Peach Panzanella
Cook time
Total time
Serves: 2-3
  • Fresh bakery bread of choice, cut into bite-size cubes (about 2 cups)
  • Olive oil
  • Salt and pepper
  • Bag of butter and red leaf lettuce, or another lettuce of choice
  • ⅓ cup toasted pecans
  • ⅓ cup dried cherries
  • 2 ripe peaches, sliced
  • For the dressing:
  • ¼ cup olive oil
  • 2 tablespoons apple cider vinegar
  • 1 tablespoon honey
  • 1 tablespoon dijon mustard
  • salt and pepper
  1. Pre-heat the oven to 400 degrees.

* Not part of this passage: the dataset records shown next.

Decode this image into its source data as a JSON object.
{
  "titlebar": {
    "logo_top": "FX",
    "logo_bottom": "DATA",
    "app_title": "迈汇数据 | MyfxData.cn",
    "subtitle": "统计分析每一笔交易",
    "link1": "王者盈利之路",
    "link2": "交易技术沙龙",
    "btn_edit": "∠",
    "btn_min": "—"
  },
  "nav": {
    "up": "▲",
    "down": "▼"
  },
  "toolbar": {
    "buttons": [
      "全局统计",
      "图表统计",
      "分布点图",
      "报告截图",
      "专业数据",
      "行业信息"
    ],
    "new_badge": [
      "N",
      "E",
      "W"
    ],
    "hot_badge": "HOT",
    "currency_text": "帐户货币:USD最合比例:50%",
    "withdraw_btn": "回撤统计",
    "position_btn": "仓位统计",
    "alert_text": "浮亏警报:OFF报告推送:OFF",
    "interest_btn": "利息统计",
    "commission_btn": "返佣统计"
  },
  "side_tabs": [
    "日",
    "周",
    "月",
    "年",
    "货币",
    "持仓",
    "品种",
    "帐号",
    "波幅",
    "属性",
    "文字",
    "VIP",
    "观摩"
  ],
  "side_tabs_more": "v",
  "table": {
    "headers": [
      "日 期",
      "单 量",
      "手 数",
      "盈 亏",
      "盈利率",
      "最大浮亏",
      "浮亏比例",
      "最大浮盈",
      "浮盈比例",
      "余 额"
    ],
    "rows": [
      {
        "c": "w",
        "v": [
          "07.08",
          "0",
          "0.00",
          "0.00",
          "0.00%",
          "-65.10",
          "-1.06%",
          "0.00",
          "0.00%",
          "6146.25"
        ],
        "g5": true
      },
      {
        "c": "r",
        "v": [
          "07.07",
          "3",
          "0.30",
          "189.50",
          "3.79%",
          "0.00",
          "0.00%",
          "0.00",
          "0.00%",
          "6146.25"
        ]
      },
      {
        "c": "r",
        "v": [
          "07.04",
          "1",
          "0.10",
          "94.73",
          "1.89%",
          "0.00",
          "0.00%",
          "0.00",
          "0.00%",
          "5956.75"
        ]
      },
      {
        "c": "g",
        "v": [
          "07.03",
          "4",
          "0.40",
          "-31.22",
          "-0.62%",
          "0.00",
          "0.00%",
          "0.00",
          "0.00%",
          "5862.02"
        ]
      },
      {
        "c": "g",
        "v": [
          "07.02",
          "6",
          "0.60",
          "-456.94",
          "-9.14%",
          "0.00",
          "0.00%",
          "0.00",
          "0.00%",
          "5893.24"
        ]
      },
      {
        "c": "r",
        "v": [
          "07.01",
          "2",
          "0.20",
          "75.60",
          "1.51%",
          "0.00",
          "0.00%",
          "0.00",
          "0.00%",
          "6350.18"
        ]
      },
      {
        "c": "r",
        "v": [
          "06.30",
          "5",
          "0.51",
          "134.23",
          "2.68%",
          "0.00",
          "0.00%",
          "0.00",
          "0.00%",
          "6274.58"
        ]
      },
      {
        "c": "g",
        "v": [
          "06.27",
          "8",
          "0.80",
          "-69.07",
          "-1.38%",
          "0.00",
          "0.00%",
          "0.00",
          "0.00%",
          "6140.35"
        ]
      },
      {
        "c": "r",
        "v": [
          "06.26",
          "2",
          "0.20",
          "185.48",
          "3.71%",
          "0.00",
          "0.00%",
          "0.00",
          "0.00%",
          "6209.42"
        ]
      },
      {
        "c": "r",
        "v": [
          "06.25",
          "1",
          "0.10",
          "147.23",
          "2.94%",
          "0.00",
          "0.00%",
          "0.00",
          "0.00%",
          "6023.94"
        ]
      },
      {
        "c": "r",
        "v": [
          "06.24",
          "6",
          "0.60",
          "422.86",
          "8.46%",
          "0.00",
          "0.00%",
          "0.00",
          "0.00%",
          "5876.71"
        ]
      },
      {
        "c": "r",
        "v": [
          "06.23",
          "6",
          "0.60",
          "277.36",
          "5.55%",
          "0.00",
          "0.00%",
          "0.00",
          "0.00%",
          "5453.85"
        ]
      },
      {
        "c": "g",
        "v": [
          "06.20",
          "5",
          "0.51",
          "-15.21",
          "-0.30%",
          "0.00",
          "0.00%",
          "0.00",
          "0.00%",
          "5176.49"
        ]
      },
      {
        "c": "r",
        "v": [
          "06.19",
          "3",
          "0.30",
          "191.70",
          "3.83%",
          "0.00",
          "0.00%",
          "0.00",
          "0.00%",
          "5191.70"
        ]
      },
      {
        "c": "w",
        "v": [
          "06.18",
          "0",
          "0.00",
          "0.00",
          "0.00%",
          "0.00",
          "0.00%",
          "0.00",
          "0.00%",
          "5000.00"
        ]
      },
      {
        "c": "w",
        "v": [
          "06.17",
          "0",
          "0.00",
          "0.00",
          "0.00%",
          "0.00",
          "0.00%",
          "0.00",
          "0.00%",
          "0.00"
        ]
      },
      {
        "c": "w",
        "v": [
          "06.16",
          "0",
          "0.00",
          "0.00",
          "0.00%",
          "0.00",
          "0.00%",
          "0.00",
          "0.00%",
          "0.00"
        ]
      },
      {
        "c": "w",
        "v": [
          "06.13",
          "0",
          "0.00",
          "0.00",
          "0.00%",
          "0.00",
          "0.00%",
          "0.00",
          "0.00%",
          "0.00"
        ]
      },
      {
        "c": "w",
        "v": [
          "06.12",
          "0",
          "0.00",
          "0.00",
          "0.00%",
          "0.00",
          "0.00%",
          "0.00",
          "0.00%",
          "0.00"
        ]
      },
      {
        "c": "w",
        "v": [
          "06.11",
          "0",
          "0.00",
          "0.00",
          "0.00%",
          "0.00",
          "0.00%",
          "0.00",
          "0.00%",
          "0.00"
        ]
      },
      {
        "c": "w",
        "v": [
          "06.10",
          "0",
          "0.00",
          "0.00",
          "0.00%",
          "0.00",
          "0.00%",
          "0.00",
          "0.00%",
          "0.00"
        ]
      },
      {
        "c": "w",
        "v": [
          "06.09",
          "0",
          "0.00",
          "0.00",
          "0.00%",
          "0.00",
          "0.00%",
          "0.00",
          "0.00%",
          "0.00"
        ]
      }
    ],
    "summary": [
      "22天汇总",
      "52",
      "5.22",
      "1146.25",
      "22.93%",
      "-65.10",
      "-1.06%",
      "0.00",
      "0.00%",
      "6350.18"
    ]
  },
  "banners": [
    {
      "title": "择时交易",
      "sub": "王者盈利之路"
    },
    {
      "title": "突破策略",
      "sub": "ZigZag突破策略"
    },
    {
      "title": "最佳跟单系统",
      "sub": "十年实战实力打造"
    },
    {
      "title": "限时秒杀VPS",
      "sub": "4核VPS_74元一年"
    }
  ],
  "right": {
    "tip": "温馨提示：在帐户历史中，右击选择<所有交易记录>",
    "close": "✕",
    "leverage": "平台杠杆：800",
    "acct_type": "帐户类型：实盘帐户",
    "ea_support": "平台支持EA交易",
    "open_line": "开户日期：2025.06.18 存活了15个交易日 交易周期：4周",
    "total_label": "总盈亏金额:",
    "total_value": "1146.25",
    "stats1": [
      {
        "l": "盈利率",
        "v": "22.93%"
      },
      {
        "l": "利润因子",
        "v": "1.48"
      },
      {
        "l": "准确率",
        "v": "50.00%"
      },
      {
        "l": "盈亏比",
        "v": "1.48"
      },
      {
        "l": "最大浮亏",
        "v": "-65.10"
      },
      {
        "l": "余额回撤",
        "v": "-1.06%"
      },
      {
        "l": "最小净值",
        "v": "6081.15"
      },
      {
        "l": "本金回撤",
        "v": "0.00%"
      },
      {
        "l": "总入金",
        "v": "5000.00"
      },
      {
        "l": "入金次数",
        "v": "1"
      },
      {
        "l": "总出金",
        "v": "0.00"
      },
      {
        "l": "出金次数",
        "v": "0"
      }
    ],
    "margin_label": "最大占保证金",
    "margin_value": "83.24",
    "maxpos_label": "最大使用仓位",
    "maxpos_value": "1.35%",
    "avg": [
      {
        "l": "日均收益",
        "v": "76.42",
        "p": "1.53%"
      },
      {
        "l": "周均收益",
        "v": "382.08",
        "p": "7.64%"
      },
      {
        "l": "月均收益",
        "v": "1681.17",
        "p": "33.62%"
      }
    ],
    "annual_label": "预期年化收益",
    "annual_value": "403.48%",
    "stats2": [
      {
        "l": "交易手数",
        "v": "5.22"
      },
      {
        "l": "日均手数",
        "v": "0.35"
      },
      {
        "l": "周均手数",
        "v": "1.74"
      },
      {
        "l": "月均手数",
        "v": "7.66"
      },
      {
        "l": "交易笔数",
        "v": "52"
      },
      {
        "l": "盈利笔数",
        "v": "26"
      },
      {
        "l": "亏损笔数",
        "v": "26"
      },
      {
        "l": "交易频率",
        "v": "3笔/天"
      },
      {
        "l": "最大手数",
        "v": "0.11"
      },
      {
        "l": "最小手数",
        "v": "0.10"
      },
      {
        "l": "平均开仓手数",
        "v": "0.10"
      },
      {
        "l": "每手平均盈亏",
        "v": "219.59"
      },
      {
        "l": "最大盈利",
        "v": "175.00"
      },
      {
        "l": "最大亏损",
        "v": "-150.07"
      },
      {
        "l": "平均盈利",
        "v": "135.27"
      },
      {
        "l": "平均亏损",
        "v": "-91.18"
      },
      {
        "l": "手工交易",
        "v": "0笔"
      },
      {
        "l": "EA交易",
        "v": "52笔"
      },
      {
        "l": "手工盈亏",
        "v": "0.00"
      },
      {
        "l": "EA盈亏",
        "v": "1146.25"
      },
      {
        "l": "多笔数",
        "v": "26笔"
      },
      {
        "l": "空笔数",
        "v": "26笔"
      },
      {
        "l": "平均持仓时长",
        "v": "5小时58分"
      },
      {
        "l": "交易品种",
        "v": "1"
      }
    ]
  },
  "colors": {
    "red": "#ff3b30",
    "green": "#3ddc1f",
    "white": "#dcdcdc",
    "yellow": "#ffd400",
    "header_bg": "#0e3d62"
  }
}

Toss the bread cubes with olive oil and spread onto a baking sheet. Sprinkle with salt and black pepper. Bake about 15 minutes, flipping the croutons halfway through. Croutons should be crisp but not overly hard.
  2. In the meantime, assemble the rest of the salad ingredients in a large bowl. Prepare the dressing in a small bowl, whisking all of the ingredients together and adding salt and pepper to taste.
  3. Once the croutons are ready, add directly to the salad. Toss all of the ingredients lightly and add about half the dressing. If you need more, add little by little. Serve immediately.